Right now I have two choices. I can bitch and moan about the inadequacy of the Westminster parties and opt out of voting, in which case I essentially submit to whatever they intend to do to me, or I can fight back. My vote, my voice are all that I have, and for it to matter I have to stand with those who think and feel the same way.


Even if I don’t particularly like them.


These days I feel somewhat liberated in who I stand with. Before the referendum it was necessary to put some distance between the Brexit cause and the more “extreme” elements but the so-called extremes are starting to look like the only sane actors still in the game. The Tories have gone off the deep end completely, the Labour front bench think it’s wrong to say that only women have a cervix, and the Lib Dems managed to combine the worst facets of both. Meanwhile the Green party is wholly redundant while Boris is at the helm.


By the measure of the supposed centrists, I can now be considered far right but that really only speaks to the corruption of language in politics. As someone who does believe in border controls and that it’s probably for the best for women, gay’s and Jews if we don’t have an open door to Somalia and Pakistan where rape culture is the predominant culture. By that measure I’m basically a 1990’s liberal. I’m even to be considered far right and populist for opposing disastrous renewable energy projects that will leave millions in fuel poverty and without heating. The supposed rational moderate centre leaves me wondering if I’m the only sane person left on earth.


More to the point, though I vividly remember just how much of a cringeworthy shambles Ukip was in the 2015 election, even at their worst they couldn’t possibly be worse than any of the Westminster parties, or any of the media recognised fringe outfits spawned by devolution. The relatively sound policies coming out of Ukip just lately represent the conservative core of Britain that unites traditional Labour voters and proper conservatives. Ukip isn’t the freak show. They are.


As to the much fabled “links to the far right” I am aware that some in Ukip find common cause with right wing parties in the EU who make the far right in the UK look like the Women’s Institute. This, I feel is misguided in that they have mistaken European right wing sentiment as akin with our own. It isn’t. The British right wing is its own distinct cause fighting for a British idea of a fair and free society, not tied in with the ethno-nationalism of Poland or parts of Germany.

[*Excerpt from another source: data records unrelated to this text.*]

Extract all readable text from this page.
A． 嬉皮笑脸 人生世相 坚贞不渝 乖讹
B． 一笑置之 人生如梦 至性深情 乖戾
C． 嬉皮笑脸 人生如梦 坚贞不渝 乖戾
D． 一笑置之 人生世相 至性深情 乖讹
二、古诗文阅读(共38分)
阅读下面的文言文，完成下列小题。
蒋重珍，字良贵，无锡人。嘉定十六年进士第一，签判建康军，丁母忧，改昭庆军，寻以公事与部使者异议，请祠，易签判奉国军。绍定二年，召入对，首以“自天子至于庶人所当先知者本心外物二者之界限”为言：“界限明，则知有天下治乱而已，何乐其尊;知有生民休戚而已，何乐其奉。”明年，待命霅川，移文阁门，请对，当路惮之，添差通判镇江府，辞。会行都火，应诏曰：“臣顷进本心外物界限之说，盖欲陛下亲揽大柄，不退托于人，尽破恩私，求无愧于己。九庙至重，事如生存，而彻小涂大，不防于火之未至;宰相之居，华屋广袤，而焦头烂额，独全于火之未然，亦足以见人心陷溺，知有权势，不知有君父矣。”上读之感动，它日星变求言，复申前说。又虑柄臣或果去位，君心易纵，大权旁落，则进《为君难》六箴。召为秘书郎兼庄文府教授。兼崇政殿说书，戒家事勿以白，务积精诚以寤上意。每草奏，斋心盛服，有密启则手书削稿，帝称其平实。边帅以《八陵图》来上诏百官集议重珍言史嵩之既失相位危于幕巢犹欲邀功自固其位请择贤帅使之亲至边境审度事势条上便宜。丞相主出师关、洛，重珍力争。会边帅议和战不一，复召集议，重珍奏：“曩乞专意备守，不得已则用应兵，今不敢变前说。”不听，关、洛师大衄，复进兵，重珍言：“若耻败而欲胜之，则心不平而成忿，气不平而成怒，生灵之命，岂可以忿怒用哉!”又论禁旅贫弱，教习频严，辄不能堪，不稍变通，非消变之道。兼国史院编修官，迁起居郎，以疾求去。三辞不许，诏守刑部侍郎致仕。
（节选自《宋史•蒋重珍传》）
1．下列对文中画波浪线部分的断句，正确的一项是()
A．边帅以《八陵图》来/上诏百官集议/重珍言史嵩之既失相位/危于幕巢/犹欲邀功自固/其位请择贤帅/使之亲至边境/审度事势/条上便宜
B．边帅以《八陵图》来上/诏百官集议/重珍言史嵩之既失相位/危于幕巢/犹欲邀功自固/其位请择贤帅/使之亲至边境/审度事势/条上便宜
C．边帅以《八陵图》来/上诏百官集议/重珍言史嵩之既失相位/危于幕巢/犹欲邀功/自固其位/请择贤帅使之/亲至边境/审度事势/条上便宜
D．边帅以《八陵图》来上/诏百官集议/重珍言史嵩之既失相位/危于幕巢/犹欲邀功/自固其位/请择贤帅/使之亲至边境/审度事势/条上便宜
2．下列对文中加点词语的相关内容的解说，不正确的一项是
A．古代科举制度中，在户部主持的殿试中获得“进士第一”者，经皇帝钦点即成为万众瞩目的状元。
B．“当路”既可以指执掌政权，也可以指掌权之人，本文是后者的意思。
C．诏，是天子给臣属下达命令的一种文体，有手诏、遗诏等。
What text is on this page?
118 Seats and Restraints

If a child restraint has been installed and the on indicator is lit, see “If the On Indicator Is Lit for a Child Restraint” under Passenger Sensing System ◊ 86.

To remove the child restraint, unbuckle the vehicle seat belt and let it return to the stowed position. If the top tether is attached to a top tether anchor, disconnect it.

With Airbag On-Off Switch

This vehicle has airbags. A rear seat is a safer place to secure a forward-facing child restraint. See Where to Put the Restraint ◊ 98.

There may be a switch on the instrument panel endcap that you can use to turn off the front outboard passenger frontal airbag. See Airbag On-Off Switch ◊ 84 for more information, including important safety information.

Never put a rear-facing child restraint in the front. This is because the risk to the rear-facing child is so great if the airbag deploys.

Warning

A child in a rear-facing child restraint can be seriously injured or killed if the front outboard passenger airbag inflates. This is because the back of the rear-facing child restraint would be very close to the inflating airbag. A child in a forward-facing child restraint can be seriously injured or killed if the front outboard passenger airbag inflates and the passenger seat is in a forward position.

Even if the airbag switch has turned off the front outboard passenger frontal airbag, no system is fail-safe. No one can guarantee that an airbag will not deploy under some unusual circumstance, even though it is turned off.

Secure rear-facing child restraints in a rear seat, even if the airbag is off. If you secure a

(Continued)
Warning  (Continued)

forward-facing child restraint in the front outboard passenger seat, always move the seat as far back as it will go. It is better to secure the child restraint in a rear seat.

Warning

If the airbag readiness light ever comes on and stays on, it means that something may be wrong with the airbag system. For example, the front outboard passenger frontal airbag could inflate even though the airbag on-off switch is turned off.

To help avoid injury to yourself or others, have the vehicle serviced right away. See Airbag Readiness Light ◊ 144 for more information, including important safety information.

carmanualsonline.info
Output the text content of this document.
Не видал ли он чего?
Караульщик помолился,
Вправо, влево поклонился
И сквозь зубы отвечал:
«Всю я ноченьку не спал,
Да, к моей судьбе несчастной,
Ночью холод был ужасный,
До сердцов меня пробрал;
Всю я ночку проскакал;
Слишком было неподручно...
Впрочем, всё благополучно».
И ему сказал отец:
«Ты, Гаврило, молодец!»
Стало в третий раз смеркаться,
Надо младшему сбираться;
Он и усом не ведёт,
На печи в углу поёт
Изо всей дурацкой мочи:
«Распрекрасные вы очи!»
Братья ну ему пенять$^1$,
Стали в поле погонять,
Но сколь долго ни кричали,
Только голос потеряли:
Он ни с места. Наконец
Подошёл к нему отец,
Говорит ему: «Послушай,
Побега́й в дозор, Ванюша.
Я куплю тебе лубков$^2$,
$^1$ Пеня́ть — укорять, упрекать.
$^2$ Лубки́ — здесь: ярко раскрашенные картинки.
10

I never have had any sympathy with ethno-nationalism but I can see why it looks like a revival. With the establishment pushing identity politics and extending political privilege to political groups on the basis of ethnicity, it was inevitable that a new white identity politics would emerge. You can’t turn on the TV without them ramming the corporate BLM agenda down your throat. Every action has an equal and opposite reaction. Leftist identity politics is playing midwife to a new far right. That is why it is so very necessary to purge these American left wing ideas from our universities and if the Tories won’t then we will see a genuine fascist movement in the UK.


Ukip as I see it, is really just the nationalist conservative party that the Tories should be, and one the country desperately needs. I know that that is no chance of it ever winning power, and due to the rigged system of representative democracy overthrowing the establishment by traditional means is not possible. But we can put the proverbial gun to the head of the Tories. I anticipate low turnouts at the next election, meaning the high turn out of support for motivated minnow parties can tilt the balance in marginal constituencies. Ukip can rebuild that power and it doesn’t take a lot.


It would be far easier for me to simply resign myself to the intellectual and moral collapse of British politics, but if we are going down, I’m not going down without a fight. I’m under no illusions about who and what Ukip are, and the enormity of the task ahead, but now is the time to put my money where my mouth is. Nobody is going to do it for me and waiting on millionaire donors and media attention didn’t get us anywhere. If we want change we will have to do it ourselves, the long and hard way. We don’t need millionaire donors and we have no use for the legacy media. Hard work did it before and will do it again.